Lorsque nous leur demandons si, dans leur famille, d’autres femmes portent la mantille, Anne-Chantal et Madeleine répondent toutes deux par la négative. « Sans avoir été critiquée, raconte Anne-Chantal, je ne me suis pas vraiment sentie encouragée non plus. Pourtant, entre-temps, ma mère m'a offert des mantilles et une de mes sœurs en porte une de temps en temps aussi ». Un choix contagieux ! Pour Madeleine, qui a été baptisée à l’âge adulte, cette pratique n’était évidemment pas de mise. Il s’agit d’une décision libre: « J’ai décidé de porter la mantille de mon propre chef, de manière indépendante et dans un cadre strictement catholique ». Elle ajoute: « Cela ne me dérangerait pas de porter un voile ou une mantille même en-dehors de l’église, étant donné que la symbolique du voile est très belle et très riche. Le problème, c’est que le voile s’est retrouvé au centre de débats sur les femmes musulmanes. Du coup, le voile a, en quelque sorte, échappé aux femmes chrétiennes. » 

Et les hommes?
À l’église, traditionnellement, les femmes se couvrent et les hommes se découvrent en ôtant leur chapeau: « Dans notre culture, explique Anne-Chantal, un homme se découvre par déférence : en saluant quelqu'un, en passant devant une église, etc., exprimant de cette façon son humilité. Tout simplement, il me semble qu'à l'inverse,  les dames se voilent par humilité ». Mais ne serait-ce alors qu’ne simple question de culture ? Pour Anne-Chantal, cette réponse est trop simple.
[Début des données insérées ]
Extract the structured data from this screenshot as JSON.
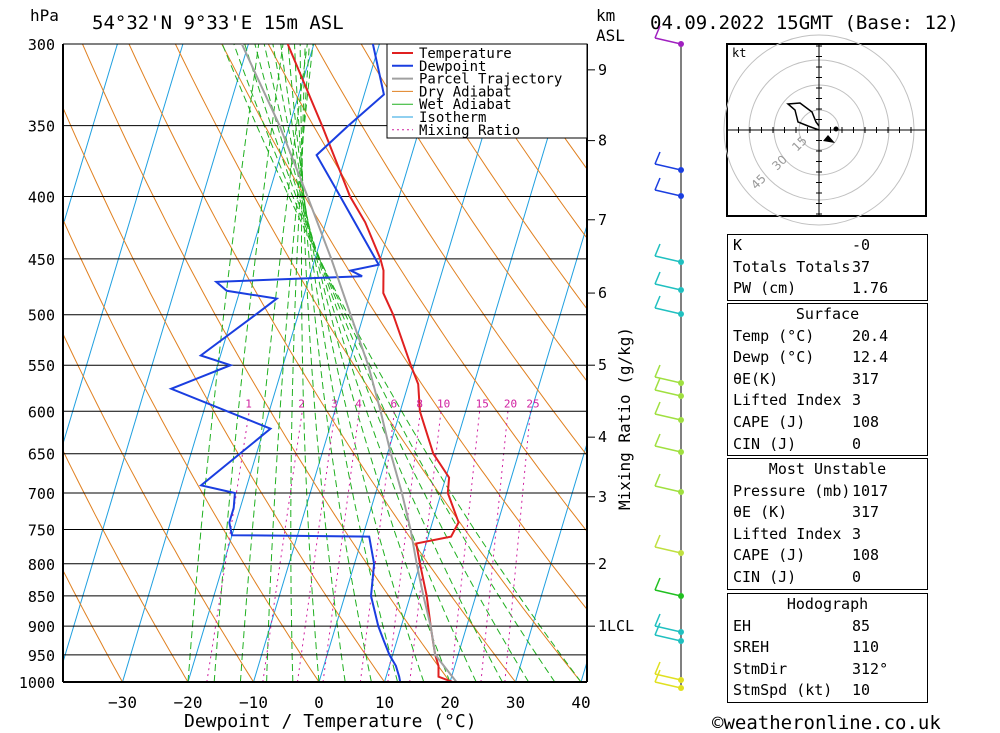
{
  "header": {
    "hpa_label": "hPa",
    "location": "54°32'N  9°33'E  15m  ASL",
    "km_label": "km",
    "asl_label": "ASL",
    "datetime": "04.09.2022  15GMT  (Base: 12)"
  },
  "footer": {
    "xlabel": "Dewpoint / Temperature (°C)",
    "copyright": "©weatheronline.co.uk"
  },
  "colors": {
    "temperature": "#e02020",
    "dewpoint": "#1a3ee0",
    "parcel": "#a0a0a0",
    "dry_adiabat": "#e08020",
    "wet_adiabat": "#20b020",
    "isotherm": "#20a0e0",
    "mixing_ratio": "#d020a0"
  },
  "chart_data": {
    "type": "line",
    "title": "54°32'N  9°33'E  15m  ASL",
    "xlabel": "Dewpoint / Temperature (°C)",
    "ylabel": "hPa",
    "y_scale": "log",
    "y_inverted": true,
    "skew": true,
    "xlim": [
      -40,
      40
    ],
    "ylim": [
      1000,
      300
    ],
    "pressure_ticks": [
      300,
      350,
      400,
      450,
      500,
      550,
      600,
      650,
      700,
      750,
      800,
      850,
      900,
      950,
      1000
    ],
    "temp_ticks": [
      -30,
      -20,
      -10,
      0,
      10,
      20,
      30,
      40
    ],
    "km_ticks": [
      {
        "label": "1LCL",
        "p": 900
      },
      {
        "label": "2",
        "p": 800
      },
      {
        "label": "3",
        "p": 705
      },
      {
        "label": "4",
        "p": 630
      },
      {
        "label": "5",
        "p": 550
      },
      {
        "label": "6",
        "p": 480
      },
      {
        "label": "7",
        "p": 418
      },
      {
        "label": "8",
        "p": 360
      },
      {
        "label": "9",
        "p": 315
      }
    ],
    "mixing_ratio_label": "Mixing Ratio (g/kg)",
    "mixing_ratio_values": [
      "1",
      "2",
      "3",
      "4",
      "6",
      "8",
      "10",
      "15",
      "20",
      "25"
    ],
    "legend": [
      "Temperature",
      "Dewpoint",
      "Parcel Trajectory",
      "Dry Adiabat",
      "Wet Adiabat",
      "Isotherm",
      "Mixing Ratio"
    ],
    "legend_position": "top-right",
    "series": [
      {
        "name": "Temperature",
        "points": [
          [
            1000,
            20.4
          ],
          [
            990,
            18
          ],
          [
            970,
            17.5
          ],
          [
            950,
            16.5
          ],
          [
            925,
            15.5
          ],
          [
            900,
            14.5
          ],
          [
            850,
            12.5
          ],
          [
            800,
            10
          ],
          [
            770,
            8.5
          ],
          [
            760,
            13.5
          ],
          [
            740,
            14
          ],
          [
            700,
            11
          ],
          [
            680,
            10.5
          ],
          [
            650,
            7
          ],
          [
            600,
            3
          ],
          [
            570,
            1.5
          ],
          [
            550,
            -0.5
          ],
          [
            500,
            -5.5
          ],
          [
            480,
            -8
          ],
          [
            460,
            -9
          ],
          [
            450,
            -10
          ],
          [
            420,
            -14
          ],
          [
            400,
            -17.5
          ],
          [
            350,
            -25
          ],
          [
            300,
            -34
          ]
        ]
      },
      {
        "name": "Dewpoint",
        "points": [
          [
            1000,
            12.4
          ],
          [
            990,
            12
          ],
          [
            970,
            11
          ],
          [
            950,
            9.5
          ],
          [
            925,
            8
          ],
          [
            900,
            6.5
          ],
          [
            850,
            4
          ],
          [
            800,
            3
          ],
          [
            760,
            1
          ],
          [
            758,
            -20
          ],
          [
            740,
            -21
          ],
          [
            720,
            -21
          ],
          [
            700,
            -21.5
          ],
          [
            690,
            -27
          ],
          [
            620,
            -19
          ],
          [
            575,
            -36
          ],
          [
            550,
            -28
          ],
          [
            540,
            -33
          ],
          [
            500,
            -26.5
          ],
          [
            485,
            -24
          ],
          [
            478,
            -32
          ],
          [
            470,
            -34
          ],
          [
            468,
            -25.5
          ],
          [
            465,
            -12
          ],
          [
            460,
            -14
          ],
          [
            455,
            -10
          ],
          [
            400,
            -19
          ],
          [
            370,
            -24.5
          ],
          [
            350,
            -21
          ],
          [
            330,
            -17
          ],
          [
            300,
            -21
          ]
        ]
      },
      {
        "name": "Parcel Trajectory",
        "points": [
          [
            1000,
            21
          ],
          [
            950,
            16.5
          ],
          [
            900,
            14.5
          ],
          [
            850,
            12
          ],
          [
            800,
            9.5
          ],
          [
            750,
            7
          ],
          [
            700,
            4
          ],
          [
            650,
            0.5
          ],
          [
            600,
            -3
          ],
          [
            550,
            -7
          ],
          [
            500,
            -12
          ],
          [
            450,
            -17.5
          ],
          [
            400,
            -24
          ],
          [
            350,
            -31.5
          ],
          [
            300,
            -41
          ]
        ]
      }
    ],
    "stats": {
      "K": "-0",
      "Totals Totals": "37",
      "PW (cm)": "1.76"
    },
    "hodograph": {
      "unit": "kt",
      "rings": [
        "15",
        "30",
        "45"
      ]
    }
  },
  "indices": [
    {
      "label": "K",
      "value": "-0"
    },
    {
      "label": "Totals Totals",
      "value": "37"
    },
    {
      "label": "PW (cm)",
      "value": "1.76"
    }
  ],
  "surface": {
    "title": "Surface",
    "rows": [
      {
        "label": "Temp (°C)",
        "value": "20.4"
      },
      {
        "label": "Dewp (°C)",
        "value": "12.4"
      },
      {
        "label": "θE(K)",
        "value": "317"
      },
      {
        "label": "Lifted Index",
        "value": "3"
      },
      {
        "label": "CAPE (J)",
        "value": "108"
      },
      {
        "label": "CIN (J)",
        "value": "0"
      }
    ]
  },
  "most_unstable": {
    "title": "Most Unstable",
    "rows": [
      {
        "label": "Pressure (mb)",
        "value": "1017"
      },
      {
        "label": "θE (K)",
        "value": "317"
      },
      {
        "label": "Lifted Index",
        "value": "3"
      },
      {
        "label": "CAPE (J)",
        "value": "108"
      },
      {
        "label": "CIN (J)",
        "value": "0"
      }
    ]
  },
  "hodograph_box": {
    "title": "Hodograph",
    "rows": [
      {
        "label": "EH",
        "value": "85"
      },
      {
        "label": "SREH",
        "value": "110"
      },
      {
        "label": "StmDir",
        "value": "312°"
      },
      {
        "label": "StmSpd (kt)",
        "value": "10"
      }
    ]
  }
}
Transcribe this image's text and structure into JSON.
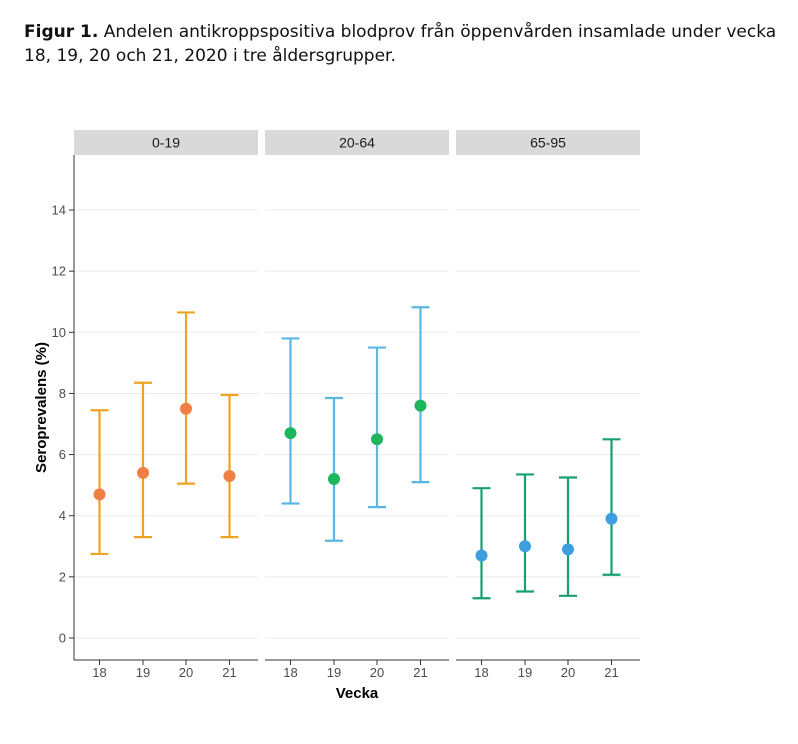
{
  "caption": {
    "label": "Figur 1.",
    "text": " Andelen antikroppspositiva blodprov från öppenvården insamlade under vecka 18, 19, 20 och 21, 2020 i tre åldersgrupper."
  },
  "chart_data": {
    "type": "scatter",
    "subtype": "point-with-errorbars-faceted",
    "xlabel": "Vecka",
    "ylabel": "Seroprevalens (%)",
    "ylim": [
      -0.8,
      15.5
    ],
    "yticks": [
      0,
      2,
      4,
      6,
      8,
      10,
      12,
      14
    ],
    "categories": [
      "18",
      "19",
      "20",
      "21"
    ],
    "grid": true,
    "facets": [
      {
        "label": "0-19",
        "point_color": "#f07f45",
        "bar_color": "#efa421",
        "values": [
          4.7,
          5.4,
          7.5,
          5.3
        ],
        "lower": [
          2.75,
          3.3,
          5.05,
          3.3
        ],
        "upper": [
          7.45,
          8.35,
          10.65,
          7.95
        ]
      },
      {
        "label": "20-64",
        "point_color": "#1db65c",
        "bar_color": "#5ab7e4",
        "values": [
          6.7,
          5.2,
          6.5,
          7.6
        ],
        "lower": [
          4.4,
          3.18,
          4.28,
          5.1
        ],
        "upper": [
          9.8,
          7.85,
          9.5,
          10.82
        ]
      },
      {
        "label": "65-95",
        "point_color": "#3d9ee0",
        "bar_color": "#16a070",
        "values": [
          2.7,
          3.0,
          2.9,
          3.9
        ],
        "lower": [
          1.3,
          1.52,
          1.38,
          2.07
        ],
        "upper": [
          4.9,
          5.35,
          5.25,
          6.5
        ]
      }
    ]
  }
}
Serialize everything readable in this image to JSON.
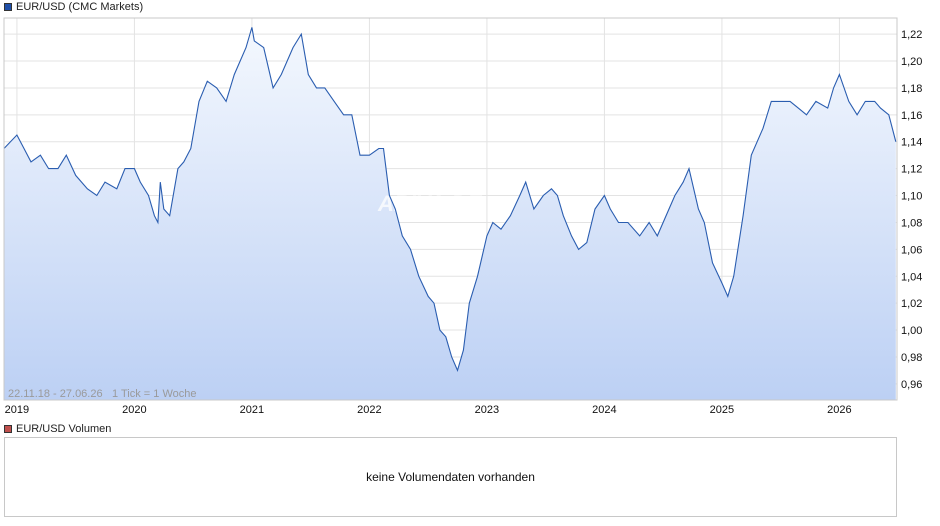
{
  "legend_main": {
    "label": "EUR/USD (CMC Markets)",
    "color": "#1f4fa8"
  },
  "legend_volume": {
    "label": "EUR/USD Volumen",
    "color": "#c0504d"
  },
  "range_text": "22.11.18 - 27.06.26",
  "tick_text": "1 Tick = 1 Woche",
  "watermark": "ARIVA.DE",
  "volume_message": "keine Volumendaten vorhanden",
  "chart_data": {
    "type": "area",
    "x": [
      2018.89,
      2019.0,
      2019.06,
      2019.12,
      2019.2,
      2019.27,
      2019.35,
      2019.42,
      2019.5,
      2019.6,
      2019.68,
      2019.75,
      2019.85,
      2019.92,
      2020.0,
      2020.05,
      2020.12,
      2020.17,
      2020.2,
      2020.22,
      2020.25,
      2020.3,
      2020.37,
      2020.42,
      2020.48,
      2020.55,
      2020.62,
      2020.7,
      2020.78,
      2020.85,
      2020.95,
      2021.0,
      2021.02,
      2021.1,
      2021.18,
      2021.25,
      2021.35,
      2021.42,
      2021.48,
      2021.55,
      2021.62,
      2021.7,
      2021.78,
      2021.85,
      2021.92,
      2022.0,
      2022.08,
      2022.12,
      2022.17,
      2022.22,
      2022.28,
      2022.35,
      2022.42,
      2022.5,
      2022.55,
      2022.6,
      2022.65,
      2022.7,
      2022.75,
      2022.8,
      2022.85,
      2022.92,
      2023.0,
      2023.05,
      2023.12,
      2023.2,
      2023.28,
      2023.33,
      2023.4,
      2023.48,
      2023.55,
      2023.6,
      2023.65,
      2023.72,
      2023.78,
      2023.85,
      2023.92,
      2024.0,
      2024.05,
      2024.12,
      2024.2,
      2024.3,
      2024.38,
      2024.45,
      2024.55,
      2024.6,
      2024.67,
      2024.72,
      2024.8,
      2024.85,
      2024.92,
      2025.0,
      2025.05,
      2025.1,
      2025.18,
      2025.25,
      2025.35,
      2025.42,
      2025.5,
      2025.58,
      2025.65,
      2025.72,
      2025.8,
      2025.9,
      2025.95,
      2026.0,
      2026.08,
      2026.15,
      2026.22,
      2026.3,
      2026.35,
      2026.42,
      2026.48
    ],
    "values": [
      1.135,
      1.145,
      1.135,
      1.125,
      1.13,
      1.12,
      1.12,
      1.13,
      1.115,
      1.105,
      1.1,
      1.11,
      1.105,
      1.12,
      1.12,
      1.11,
      1.1,
      1.085,
      1.08,
      1.11,
      1.09,
      1.085,
      1.12,
      1.125,
      1.135,
      1.17,
      1.185,
      1.18,
      1.17,
      1.19,
      1.21,
      1.225,
      1.215,
      1.21,
      1.18,
      1.19,
      1.21,
      1.22,
      1.19,
      1.18,
      1.18,
      1.17,
      1.16,
      1.16,
      1.13,
      1.13,
      1.135,
      1.135,
      1.1,
      1.09,
      1.07,
      1.06,
      1.04,
      1.025,
      1.02,
      1.0,
      0.995,
      0.98,
      0.97,
      0.985,
      1.02,
      1.04,
      1.07,
      1.08,
      1.075,
      1.085,
      1.1,
      1.11,
      1.09,
      1.1,
      1.105,
      1.1,
      1.085,
      1.07,
      1.06,
      1.065,
      1.09,
      1.1,
      1.09,
      1.08,
      1.08,
      1.07,
      1.08,
      1.07,
      1.09,
      1.1,
      1.11,
      1.12,
      1.09,
      1.08,
      1.05,
      1.035,
      1.025,
      1.04,
      1.085,
      1.13,
      1.15,
      1.17,
      1.17,
      1.17,
      1.165,
      1.16,
      1.17,
      1.165,
      1.18,
      1.19,
      1.17,
      1.16,
      1.17,
      1.17,
      1.165,
      1.16,
      1.14
    ],
    "ylim": [
      0.948,
      1.232
    ],
    "yticks": [
      "0,96",
      "0,98",
      "1,00",
      "1,02",
      "1,04",
      "1,06",
      "1,08",
      "1,10",
      "1,12",
      "1,14",
      "1,16",
      "1,18",
      "1,20",
      "1,22"
    ],
    "ytick_values": [
      0.96,
      0.98,
      1.0,
      1.02,
      1.04,
      1.06,
      1.08,
      1.1,
      1.12,
      1.14,
      1.16,
      1.18,
      1.2,
      1.22
    ],
    "xlim": [
      2018.89,
      2026.49
    ],
    "xticks": [
      "2019",
      "2020",
      "2021",
      "2022",
      "2023",
      "2024",
      "2025",
      "2026"
    ],
    "xtick_values": [
      2019,
      2020,
      2021,
      2022,
      2023,
      2024,
      2025,
      2026
    ],
    "grid": true,
    "line_color": "#2a5db0",
    "fill_top": "#f4f8fe",
    "fill_bottom": "#bcd0f4",
    "grid_color": "#e3e3e3"
  }
}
Elle voit dans ce mouvement conjoint un signe de complémentarité. Néanmoins, il est vrai que le chapeau se fait rare chez les hommes. Qu’à cela ne tienne: « j'ai compris qu'il ne faut pas attendre des autres qu'ils agissent pour agir. Souvent, et cela se voit de façon très particulière dans le Nouveau Testament, les dames agissent en premier, ouvrant ainsi la voie aux hommes […] Ce qui me semble important par contre, est cette complémentarité qu'il y a entre les deux ».

À Bruxelles, Anne-Chantal et Madeleine ne sont pas seules à redécouvrir l’usage de la mantille. Bien qu’elle se soit raréfiée, cette dernière n’en demeure pas moins le symbole d’une féminité mystérieuse, dédiée à Dieu et gardant comme but ici-bas, une complémentarité harmonieuse entre l’homme et la femme, dans la fidélité.